James: Hi, Dick. Another great email! Keep ’em coming.


Dick: Vedanta and your teaching is always in my mind and devotions. I wonder often if a jiva can feel exhausted from the gunas forcing the jiva to act. I don’t mean I’m exhausted. I feel great! Previously though I would be heavily drawn into specific fears or desires, perhaps five or six that have been at the root of most all action since childhood. Now, not so much.


James: Yes, indeed. I feel great too, but my jiva is world-weary. It knows it does, but it keeps wondering if life ever ends. It is a war of attrition, a death of a thousand cuts, the Chinese water torture. No single thing finishes you off, yet one fine day the equipment grinds to a halt. Or as Swami Paramarthananda says, “Moksa is freedom in spite of samsara.”
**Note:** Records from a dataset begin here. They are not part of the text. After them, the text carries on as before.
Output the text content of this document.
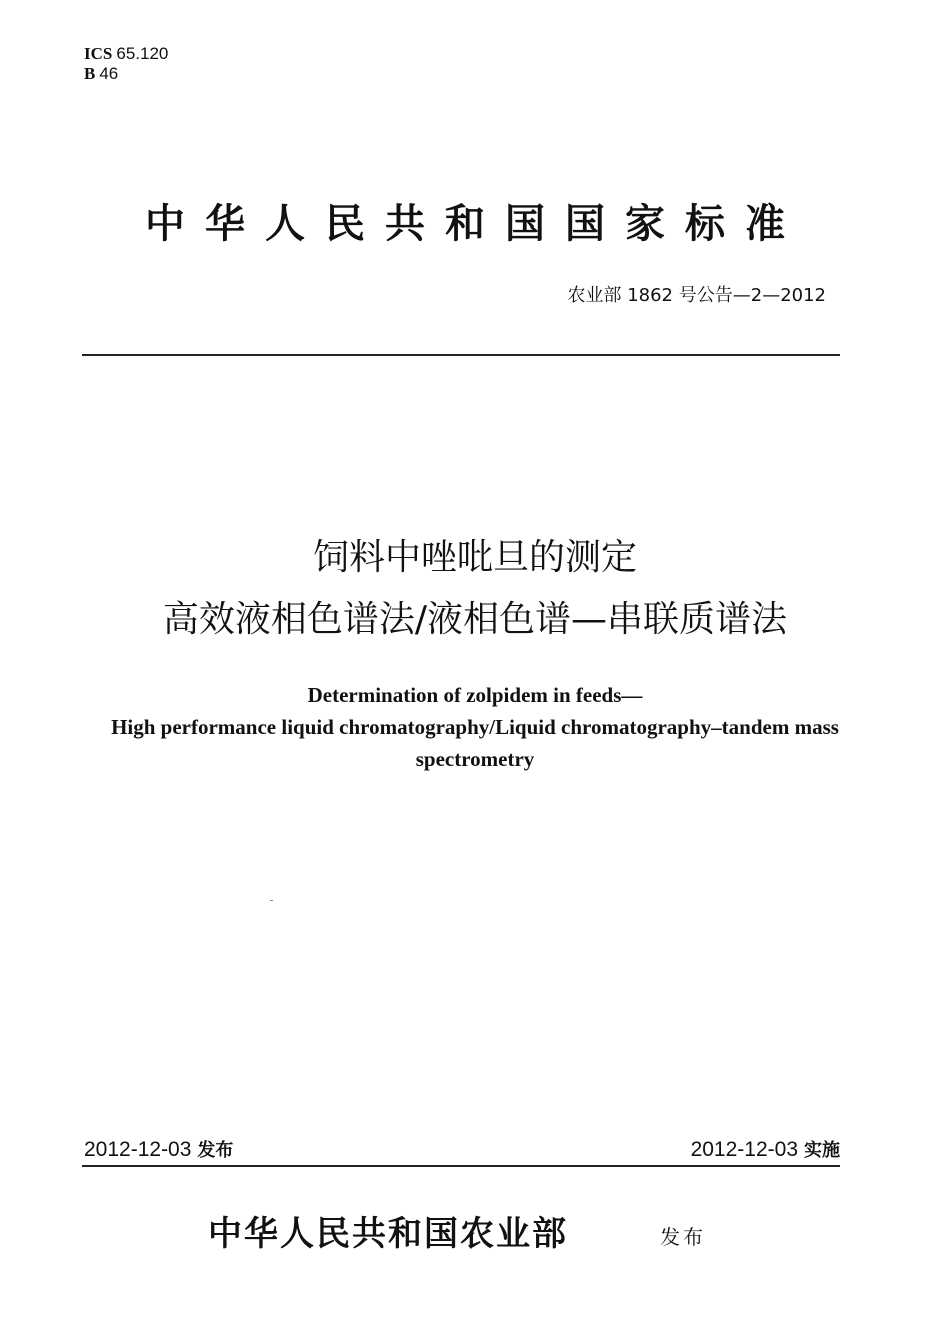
ICS 65.120
B 46
中华人民共和国国家标准
农业部 1862 号公告—2—2012
饲料中唑吡旦的测定
高效液相色谱法/液相色谱—串联质谱法
Determination of zolpidem in feeds—
High performance liquid chromatography/Liquid chromatography–tandem mass
spectrometry
2012-12-03 发布	2012-12-03 实施
中华人民共和国农业部	发布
Dick: As the wonderful teaching began its work, there were moments of incredible release which got more constant with practice. In hindsight now, freedom is really the right word, as if I am no longer bound by an insidious but benign something that the jiva does not understand. I can feel and see the cost, like some kind of sand grinding like a wheel within all jivas, not just mine. It’s really painful and such a con trick without being malevolent.


James: It is “time, destroyer of worlds,” to quote Krishna. It’s not bad at all but because we love existence so much it seems like a terrible perversion. You can feel it because your mind is becoming subtle from all the inquiry.


Dick: I still haven’t figured out how the jiva, moved by the gunas, getting and avoiding also gets ground down and bound. It’s like seeing two images in one mirror at the same time.


James:
 Yes, indeed. That’s Maya, duality. It is indefinable, indescribable. The only thing you can do is to stop trying to make sense of it.


Dick: So it seems I’m watching both. It’s not crazy, it seems ignorance keeps this curtain up between the two (as if that defines general sanity without inquiry) but I’m not sure I’ve defined it precisely.


James: Close enough for government work. I know what you’re talking about. Liberation is the view from consciousness. It alone is aware of both the is and the is not, the light and the dark, knowledge and ignorance. You actually don’t have to remove ignorance, can’t actually, only know what it is. You needn’t get knowledge, only know what it is. If you are a jiva, there are things you know and things you don’t know. But the Self knows what jiva knows and doesn’t know, and it isn’t bothered by either.


Dick: My ego absolutely hates it. It’s like it knows it’s at the end of the road, not in a dramatic deathlike way, but in a “party pooper way,” like it knows there’s no more surprises, no more new dreams or fun just round the corner. Okay, I’m sure there is plenty left to come, but it’s known even before it happens.


James: Liberation is called viragya, pure dispassion. Life is joy and sorrow woven fine, a big so-what? It makes the jiva as good as omniscient.


Dick: And I’m sitting here smiling. It is so precise and it cannot be any other way when I see it each time. Thank you so much again. Much love.